Operating Expenses (Opex)

  • Opex variables that are not classified as Staff.

  • Grouped by category such as Marketing, Rent, Technology.

5

Staff Costs

  • Staff variables shown separately from other Opex.

  • Includes salaries, pension or super, payroll tax and other oncosts.

6

EBITDA

  • EBITDA = Gross Profit minus Opex minus Staff.

7

Depreciation and Amortisation

  • Non cash charges from Asset variables and any intangible asset logic.

8

EBIT

  • EBIT = EBITDA minus Depreciation minus Amortisation.

9

Interest Expense

  • From Liability variables based on loan balances.

10

EBT (Earnings Before Tax)

  • EBT = EBIT minus Interest Expense.

11

Tax Expense

  • Calculated via Tax variables using effective tax rates.

12

Net Profit After Tax (NPAT)

  • NPAT = EBT minus Tax Expense.

  • NPAT flows into retained earnings in the Balance Sheet.

You can customise the display via categories and custom reports, but this is the core logic.


3. Branch and consolidation behaviour

The P&L can be viewed at different structural levels:

  • Branch level

    • Shows only variables in that branch and its children.

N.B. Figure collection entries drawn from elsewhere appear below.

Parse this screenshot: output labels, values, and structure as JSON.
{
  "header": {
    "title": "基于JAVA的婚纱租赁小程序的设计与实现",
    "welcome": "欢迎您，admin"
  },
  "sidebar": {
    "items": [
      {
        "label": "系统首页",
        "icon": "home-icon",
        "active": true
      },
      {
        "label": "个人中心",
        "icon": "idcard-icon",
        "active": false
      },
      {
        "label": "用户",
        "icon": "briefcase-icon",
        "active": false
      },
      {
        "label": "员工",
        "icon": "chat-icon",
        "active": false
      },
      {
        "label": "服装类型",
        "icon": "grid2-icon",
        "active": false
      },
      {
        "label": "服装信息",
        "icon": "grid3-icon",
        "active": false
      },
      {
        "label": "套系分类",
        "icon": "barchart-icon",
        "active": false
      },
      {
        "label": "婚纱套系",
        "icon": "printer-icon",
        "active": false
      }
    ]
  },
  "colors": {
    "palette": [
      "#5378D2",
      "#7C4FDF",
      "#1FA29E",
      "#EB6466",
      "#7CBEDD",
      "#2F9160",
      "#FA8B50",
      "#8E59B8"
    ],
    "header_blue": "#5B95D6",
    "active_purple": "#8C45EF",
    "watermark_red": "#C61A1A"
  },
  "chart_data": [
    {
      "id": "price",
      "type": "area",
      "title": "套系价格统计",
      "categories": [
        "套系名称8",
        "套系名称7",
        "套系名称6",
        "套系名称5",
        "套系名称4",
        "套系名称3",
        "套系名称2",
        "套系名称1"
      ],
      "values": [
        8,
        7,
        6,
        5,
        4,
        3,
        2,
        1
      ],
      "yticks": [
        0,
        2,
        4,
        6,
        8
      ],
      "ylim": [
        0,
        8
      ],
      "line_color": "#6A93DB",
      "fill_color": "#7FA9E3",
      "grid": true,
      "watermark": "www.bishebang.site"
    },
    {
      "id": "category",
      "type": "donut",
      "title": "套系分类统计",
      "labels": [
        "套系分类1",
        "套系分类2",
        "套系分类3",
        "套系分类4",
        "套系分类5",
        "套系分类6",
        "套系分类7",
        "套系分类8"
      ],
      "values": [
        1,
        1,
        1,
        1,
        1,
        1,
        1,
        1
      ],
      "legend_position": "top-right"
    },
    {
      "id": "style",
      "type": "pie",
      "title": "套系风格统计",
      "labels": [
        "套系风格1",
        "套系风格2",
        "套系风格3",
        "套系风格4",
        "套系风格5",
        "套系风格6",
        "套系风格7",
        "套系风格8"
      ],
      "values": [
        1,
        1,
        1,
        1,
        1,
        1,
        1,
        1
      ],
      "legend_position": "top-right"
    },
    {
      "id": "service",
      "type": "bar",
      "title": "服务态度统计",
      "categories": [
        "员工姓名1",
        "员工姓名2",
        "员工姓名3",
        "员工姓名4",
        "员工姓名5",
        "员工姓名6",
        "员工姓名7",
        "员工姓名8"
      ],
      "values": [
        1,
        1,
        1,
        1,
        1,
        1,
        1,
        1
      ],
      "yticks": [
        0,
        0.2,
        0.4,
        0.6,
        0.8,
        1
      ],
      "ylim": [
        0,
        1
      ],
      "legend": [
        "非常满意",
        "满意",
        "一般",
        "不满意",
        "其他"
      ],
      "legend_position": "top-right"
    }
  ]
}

    • Useful for store, division, entity or project level performance.

  • Parent branch and consolidated views

    • Show the sum of all enabled child branches.

    • Useful for group or total company performance.

Disabling a branch removes its contribution from consolidated P&L but does not delete its data.


4. P&L vs Cashflow and Cash Waterfall

The P&L shows when performance is recognised. It does not show when cash moves.

Links to other statements:

  • Balance Sheet

    • Timing differences between P&L and cash appear as Accounts Receivable, Accounts Payable, Tax Payable and Interest Payable.

  • Cashflow Statement

    • Cash movements are shown when they occur, not when accruals occur.

    • Operating cashflows, investing cashflows and financing cashflows derive from variable timing and type.

  • Cash Waterfall

    • Uses P&L lines down to EBITDA.

    • Then applies working capital, capex, debt, equity and dividends as cash items.

Understanding the P&L structure makes it easier to interpret the waterfall and valuation outputs.


5. Period views and common size

You can view the P&L in different ways:

  • Periodicity: monthly, quarterly, annual or custom ranges.

  • Common size: each line as a percentage of revenue.

  • Scenario: different models representing Base, Downside, Upside, etc.

  • Branch filters: specific entities or divisions.

These views do not change the underlying calculations. They just change how the same data is aggregated and displayed.